The first introduction of goldenseal occurred in England during 1760’s by Miller. The name of this herb then was Warnera. The cultivation of this herb then was not because of its medicinal value but rather due to its horticultural charisma. The culture of goldenseal for medicinal value started when the depletion of this herb’s growth in Ohio where it used to be plentiful was noted. The small scale culture of this herb started in some parts of America. It was in 1905 that the growing demand for goldenseal was noted by the United States Department of Agriculture.

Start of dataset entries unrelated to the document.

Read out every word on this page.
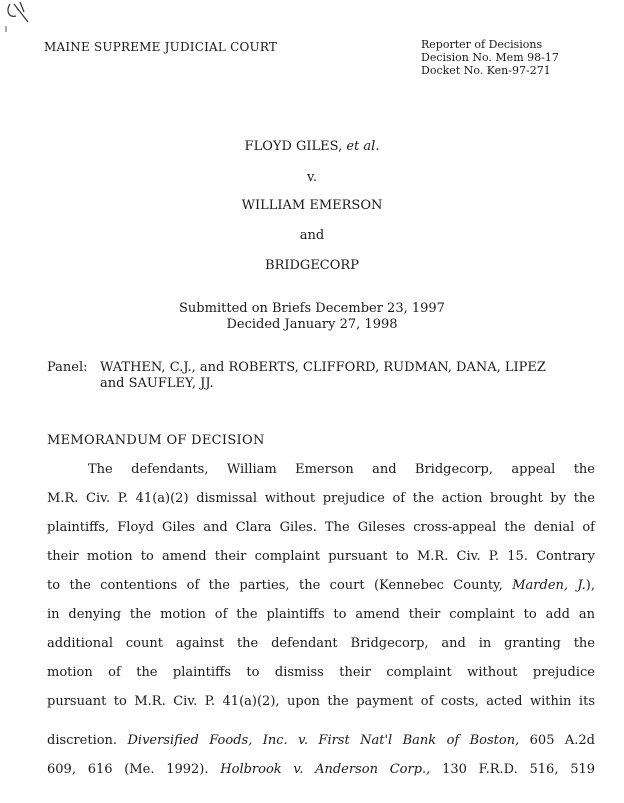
MAINE SUPREME JUDICIAL COURT	Reporter of Decisions
Decision No. Mem 98-17
Docket No. Ken-97-271
FLOYD GILES, et al.
v.
WILLIAM EMERSON
and
BRIDGECORP
Submitted on Briefs December 23, 1997
Decided January 27, 1998
Panel: WATHEN, C.J., and ROBERTS, CLIFFORD, RUDMAN, DANA, LIPEZ
and SAUFLEY, JJ.
MEMORANDUM OF DECISION
The defendants, William Emerson and Bridgecorp, appeal the
M.R. Civ. P. 41(a)(2) dismissal without prejudice of the action brought by the
plaintiffs, Floyd Giles and Clara Giles. The Gileses cross-appeal the denial of
their motion to amend their complaint pursuant to M.R. Civ. P. 15. Contrary
to the contentions of the parties, the court (Kennebec County, Marden, J.),
in denying the motion of the plaintiffs to amend their complaint to add an
additional count against the defendant Bridgecorp, and in granting the
motion of the plaintiffs to dismiss their complaint without prejudice
pursuant to M.R. Civ. P. 41(a)(2), upon the payment of costs, acted within its
discretion. Diversified Foods, Inc. v. First Nat'l Bank of Boston, 605 A.2d
609, 616 (Me. 1992). Holbrook v. Anderson Corp., 130 F.R.D. 516, 519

Goldenseal’s medicinal properties were discovered by the early settlers from the American Indians. These people use the rhizome or root of the goldenseal as medicine while the juice which is color yellow was utilized as tarnish to their faces and clothing coloring. The intensive trading of goldenseal was then noted in 1905 where the approximated amount of goldenseal traded ranges from 200,000 to 300,000 pounds (Grieve). The person that has the major contribution in the popularity of goldenseal as a medicinal plant is herbalist full of charisma named Samuel Thompson.

This herbalist believed the capacity of goldenseal to cure various diseases. It is during his time that the demand of this herb in commerce for its medicinal value first soared. The popularity though of goldenseal as a medicinal plant is not a continuous phenomenon (Gagnon). There were periods that the demand is dramatically high and there are also those periods of low demand. The continuous increasing demand for this herbal medicine was noted in the early 1900s and up to the present time. Goldenseal which is marketed for its medicinal value can be bought in different forms.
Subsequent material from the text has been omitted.